Family succession planning is very common. Frequently, retiring company directors appoint their children as directors in their place.  This can go terribly wrong if not done correctly. Have a look at this sorry tale:

Twenty-three years ago, a family company director was retiring and he appointed his son as director in his place. The same procedure was adopted by the director’s son when the grandson became a director 3 years ago.

The company’s shares were transferred from the son to the grandson and the grandson’s father had the comfort of knowing that the business had successfully passed to the third generation.
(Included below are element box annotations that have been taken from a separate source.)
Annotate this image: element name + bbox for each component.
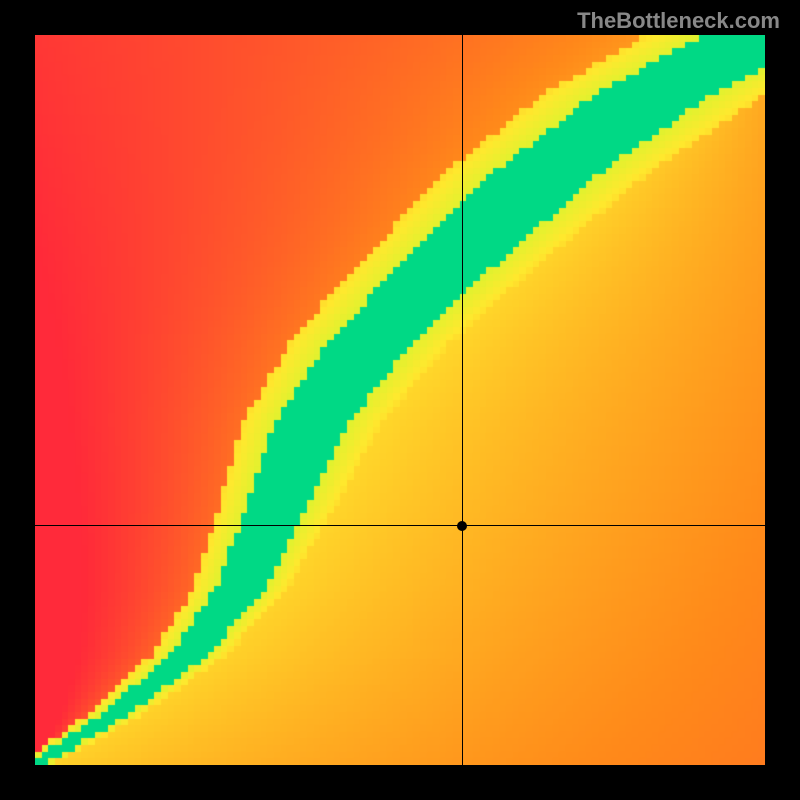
- crosshair-vertical: [462, 35, 463, 765]
- heatmap-canvas: [35, 35, 765, 765]
- crosshair-marker: [457, 521, 467, 531]
- watermark-text: TheBottleneck.com: [577, 8, 780, 34]
- plot-area: [35, 35, 765, 765]
- crosshair-horizontal: [35, 525, 765, 526]
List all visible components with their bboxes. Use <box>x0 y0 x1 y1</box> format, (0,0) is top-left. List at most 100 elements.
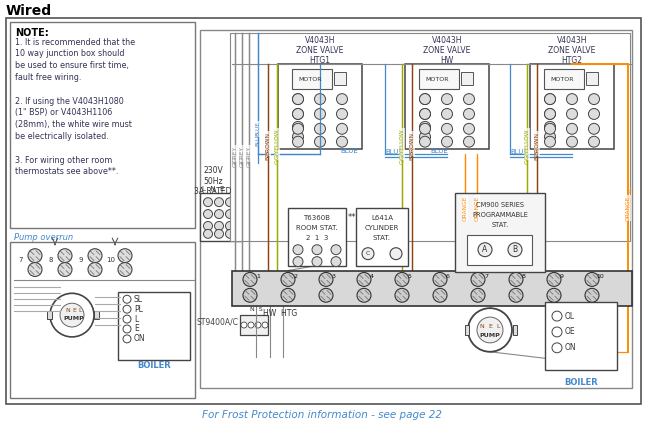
Circle shape <box>545 136 556 147</box>
Circle shape <box>545 123 556 134</box>
Circle shape <box>58 262 72 276</box>
Bar <box>230 32 630 241</box>
Text: L  N  E: L N E <box>202 186 225 192</box>
Circle shape <box>292 94 303 105</box>
Text: PL: PL <box>134 305 143 314</box>
Text: N: N <box>65 308 71 313</box>
Text: 9: 9 <box>560 274 564 279</box>
Text: STAT.: STAT. <box>373 235 391 241</box>
Circle shape <box>123 325 131 333</box>
Circle shape <box>60 303 84 327</box>
Circle shape <box>509 273 523 287</box>
Text: 1: 1 <box>256 274 260 279</box>
Circle shape <box>336 94 347 105</box>
Text: 2  1  3: 2 1 3 <box>306 235 328 241</box>
Text: 5: 5 <box>408 274 412 279</box>
Bar <box>278 65 362 149</box>
Text: ON: ON <box>565 344 576 352</box>
Bar <box>200 193 242 241</box>
Text: ORANGE: ORANGE <box>463 210 468 235</box>
Circle shape <box>395 273 409 287</box>
Text: 8: 8 <box>522 274 526 279</box>
Circle shape <box>204 197 212 207</box>
Text: L: L <box>496 324 499 328</box>
Text: GREY: GREY <box>239 146 245 162</box>
Bar <box>530 65 614 149</box>
Text: V4043H
ZONE VALVE
HTG2: V4043H ZONE VALVE HTG2 <box>548 36 596 65</box>
Text: V4043H
ZONE VALVE
HTG1: V4043H ZONE VALVE HTG1 <box>296 36 344 65</box>
Circle shape <box>419 108 430 119</box>
Circle shape <box>477 317 503 343</box>
Text: 6: 6 <box>446 274 450 279</box>
Circle shape <box>88 262 102 276</box>
Text: L: L <box>78 308 82 313</box>
Text: GREY: GREY <box>232 146 237 162</box>
Circle shape <box>552 343 562 353</box>
Text: 2: 2 <box>294 274 298 279</box>
Circle shape <box>547 288 561 302</box>
Text: OE: OE <box>565 327 576 336</box>
Circle shape <box>567 123 578 134</box>
Circle shape <box>243 288 257 302</box>
Circle shape <box>471 288 485 302</box>
Bar <box>356 208 408 265</box>
Text: 7: 7 <box>484 274 488 279</box>
Text: N  S: N S <box>250 307 262 312</box>
Circle shape <box>545 94 556 105</box>
Circle shape <box>567 108 578 119</box>
Circle shape <box>547 273 561 287</box>
Text: PROGRAMMABLE: PROGRAMMABLE <box>472 212 528 218</box>
Circle shape <box>312 245 322 254</box>
Circle shape <box>226 222 234 230</box>
Bar <box>405 65 489 149</box>
Text: GREY: GREY <box>239 151 245 167</box>
Circle shape <box>58 249 72 262</box>
Text: STAT.: STAT. <box>491 222 509 228</box>
Text: HW  HTG: HW HTG <box>263 309 297 318</box>
Circle shape <box>478 243 492 257</box>
Circle shape <box>463 123 474 134</box>
Text: PUMP: PUMP <box>63 316 84 321</box>
Text: 10: 10 <box>596 274 604 279</box>
Circle shape <box>123 295 131 303</box>
Text: G/YELLOW: G/YELLOW <box>399 133 404 164</box>
Circle shape <box>204 222 212 230</box>
Text: ON: ON <box>134 334 146 344</box>
Text: T6360B: T6360B <box>303 215 331 221</box>
Circle shape <box>319 288 333 302</box>
Circle shape <box>292 136 303 147</box>
Circle shape <box>441 136 452 147</box>
Bar <box>240 315 268 335</box>
Circle shape <box>552 311 562 321</box>
Circle shape <box>248 322 254 328</box>
Circle shape <box>545 131 556 142</box>
Bar <box>513 325 517 335</box>
Text: G/YELLOW: G/YELLOW <box>274 133 280 164</box>
Bar <box>47 311 52 319</box>
Circle shape <box>314 136 325 147</box>
Text: 8: 8 <box>49 257 53 262</box>
Circle shape <box>123 305 131 313</box>
Bar <box>292 69 332 89</box>
Circle shape <box>50 293 94 337</box>
Circle shape <box>123 335 131 343</box>
Circle shape <box>118 262 132 276</box>
Circle shape <box>419 108 430 119</box>
Text: 9: 9 <box>79 257 83 262</box>
Circle shape <box>463 136 474 147</box>
Circle shape <box>589 123 600 134</box>
Text: ST9400A/C: ST9400A/C <box>197 317 239 326</box>
Circle shape <box>567 94 578 105</box>
Circle shape <box>241 322 247 328</box>
Text: BOILER: BOILER <box>564 378 598 387</box>
Text: MOTOR: MOTOR <box>425 77 449 82</box>
Text: BROWN: BROWN <box>265 137 270 160</box>
Circle shape <box>118 249 132 262</box>
Text: OL: OL <box>565 311 575 321</box>
Text: L: L <box>134 314 138 324</box>
Circle shape <box>215 222 223 230</box>
Circle shape <box>545 108 556 119</box>
Text: Pump overrun: Pump overrun <box>14 233 73 242</box>
Circle shape <box>441 123 452 134</box>
Circle shape <box>312 257 322 267</box>
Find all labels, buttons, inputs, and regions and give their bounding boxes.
The father had kept trading the company as it was left to him 23 years ago. His son on the other hand had concluded that the company should upgrade with the newest and best machinery available. He proceeded with the upgrade – all acquired with borrowed money. The company could not manage the additional financial burden and ended up in liquidation earlier this year.

The problem for the family did not end there. The father’s comfortable retirement was halted abruptly. It was not just the embarrassment he felt with his friends and relatives over his son’s failed attempt at running the company.  Neither the son nor the father had advised the company’s suppliers of the change in directorship, and numerous company creditors held personal guarantees from the father.  What’s more, there were even older suppliers still holding personal guarantees of the grandfather.  The upshot was that the father and the grandfather (in his 90’s), being the two retired directors, were being pursued under personal guarantees for company debts that they had no control over!

Three generations of family assets were wiped out because when the father became a director 23 years ago, suppliers were not asked to complete new credit applications and update the personal guarantees from the grandfather to the father and the same error occurred when the father’s son became a director 3 years ago.

This oversight can also take place when a business owner changes from being a sole trader or a partnership, to a company structure.